How I elasticised my web app

31 May 2011

By ‘elasticising’ I mean, separating the heavy application logic from the lighter website logic in such a way that under high demand it is a simple matter of firing up new application server clones to cater for the increased load. The other significant benefit of this is that by placing the most significant application load onto a separate server, the web server is dedicated to the sole task of serving web pages.

The web app in question is http://frintr.com; it creates mosaics from all the profile pictures of your social network friends. The basic elastic concept is as follows;

Someone requests a mosaic on the web server, so we gather all the things we need to make it, profile pic URLs, user ID, unique mosaic ID, etc into a nice little JSON package.
We place that JSON package onto a queue.
The application servers poll the queue and, if a package is found, it is removed from the queue and building is begun.
Once the mosaic is built it is FTP’d back to the web server and a little note is made in a prearranged location saying that a mosaic is finished and waiting to be served.
The web server, via AJAX, polls itself in the prearranged location from step 4, waiting for an application server to place the completion note.
The web server renders the finished mosaic.

To create the queue I use Redis, a NoSQL-style database. Crucially it provides atomic operations, which means that when a queue is being polled by multiple servers only one can ever receive the queued item as it is instantly popped from the queue upon request. Redis also provides a server-client paradigm out of the box, so you just fire up a password protected Redis server on the web server and query it remotely from the application servers. Installing and interacting with Redis is easy if you’re using Debian because the folks over at Dotdeb have ready-made packages for it.

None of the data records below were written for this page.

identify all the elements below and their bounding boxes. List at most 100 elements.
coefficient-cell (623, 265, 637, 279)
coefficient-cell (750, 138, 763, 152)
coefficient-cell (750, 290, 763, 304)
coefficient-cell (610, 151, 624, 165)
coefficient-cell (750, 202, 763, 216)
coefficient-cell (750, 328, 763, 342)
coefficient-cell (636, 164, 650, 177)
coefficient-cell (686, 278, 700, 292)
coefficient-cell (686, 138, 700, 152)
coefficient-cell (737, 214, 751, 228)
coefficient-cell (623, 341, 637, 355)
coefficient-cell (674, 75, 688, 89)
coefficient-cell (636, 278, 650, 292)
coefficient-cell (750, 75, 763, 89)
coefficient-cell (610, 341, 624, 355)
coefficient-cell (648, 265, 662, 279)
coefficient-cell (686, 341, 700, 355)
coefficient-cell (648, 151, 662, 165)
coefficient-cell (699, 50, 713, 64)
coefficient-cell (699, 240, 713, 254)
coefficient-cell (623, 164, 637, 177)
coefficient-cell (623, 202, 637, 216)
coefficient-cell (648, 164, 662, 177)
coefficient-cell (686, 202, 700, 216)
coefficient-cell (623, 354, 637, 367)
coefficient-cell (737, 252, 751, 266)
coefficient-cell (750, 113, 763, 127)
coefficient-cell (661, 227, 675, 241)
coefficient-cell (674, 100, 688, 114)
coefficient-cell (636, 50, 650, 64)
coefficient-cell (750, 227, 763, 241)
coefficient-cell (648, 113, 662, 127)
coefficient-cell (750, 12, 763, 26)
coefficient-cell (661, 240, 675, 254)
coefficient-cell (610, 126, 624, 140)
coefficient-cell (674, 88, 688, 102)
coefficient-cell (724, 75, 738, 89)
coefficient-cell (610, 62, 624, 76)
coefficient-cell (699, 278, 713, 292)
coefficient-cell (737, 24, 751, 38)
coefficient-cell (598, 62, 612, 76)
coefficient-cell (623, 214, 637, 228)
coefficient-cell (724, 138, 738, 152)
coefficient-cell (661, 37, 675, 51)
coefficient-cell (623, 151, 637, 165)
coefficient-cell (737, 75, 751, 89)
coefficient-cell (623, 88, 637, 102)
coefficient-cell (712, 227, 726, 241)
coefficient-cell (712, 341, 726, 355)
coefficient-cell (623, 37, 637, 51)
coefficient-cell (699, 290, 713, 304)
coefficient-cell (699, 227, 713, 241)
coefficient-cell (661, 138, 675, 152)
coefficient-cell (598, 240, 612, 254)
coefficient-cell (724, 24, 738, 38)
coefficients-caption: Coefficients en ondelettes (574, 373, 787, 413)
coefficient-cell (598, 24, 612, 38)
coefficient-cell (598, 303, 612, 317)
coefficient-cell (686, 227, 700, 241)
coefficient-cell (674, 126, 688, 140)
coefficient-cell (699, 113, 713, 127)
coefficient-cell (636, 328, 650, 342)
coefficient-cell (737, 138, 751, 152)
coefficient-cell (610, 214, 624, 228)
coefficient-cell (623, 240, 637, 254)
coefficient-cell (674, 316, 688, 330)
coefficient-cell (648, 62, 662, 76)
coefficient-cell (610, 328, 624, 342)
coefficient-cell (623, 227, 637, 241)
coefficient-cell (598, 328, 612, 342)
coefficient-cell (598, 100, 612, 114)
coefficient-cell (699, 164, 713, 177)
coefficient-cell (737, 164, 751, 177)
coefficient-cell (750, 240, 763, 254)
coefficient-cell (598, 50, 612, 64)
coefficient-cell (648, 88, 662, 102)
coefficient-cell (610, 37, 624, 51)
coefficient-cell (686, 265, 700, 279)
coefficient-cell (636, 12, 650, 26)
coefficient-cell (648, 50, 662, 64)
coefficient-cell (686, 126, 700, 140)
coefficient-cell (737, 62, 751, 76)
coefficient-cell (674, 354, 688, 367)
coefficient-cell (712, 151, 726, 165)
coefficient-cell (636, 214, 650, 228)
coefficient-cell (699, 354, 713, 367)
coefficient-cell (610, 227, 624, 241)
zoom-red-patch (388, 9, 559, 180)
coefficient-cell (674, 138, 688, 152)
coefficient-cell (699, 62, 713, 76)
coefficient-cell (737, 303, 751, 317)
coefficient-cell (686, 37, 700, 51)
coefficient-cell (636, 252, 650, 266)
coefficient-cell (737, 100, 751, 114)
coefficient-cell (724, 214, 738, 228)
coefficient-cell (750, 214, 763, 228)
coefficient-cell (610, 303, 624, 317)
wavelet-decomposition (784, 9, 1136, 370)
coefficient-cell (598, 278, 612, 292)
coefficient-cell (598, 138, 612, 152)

Another thing worth mentioning is how to make a daemon, as that’s the thing that does the constant 24/7 polling of the Redis queue. Making a cron job that runs every minute (which is too slow for a real-time app) or whatever is one thing, but having a script run constantly with the same process ID is something else altogether. Thankfully, PEAR’s System_Daemon library handles all the daemon stuff for you. It evens creates init.d scripts for you that can be run at start up. It’s a real big deal keeping this running, without it the whole system breaks down. For instance one gotcha I discovered is that the daemon will crash from the fatal error caused by the Redis server being unreachable, when the web server reboots for instance. For now, I’ve just fixed that bug, but I’m looking into using Monit to manage automatic respawning.

It’s still a work in progress, but I’m impressed by how well this method works.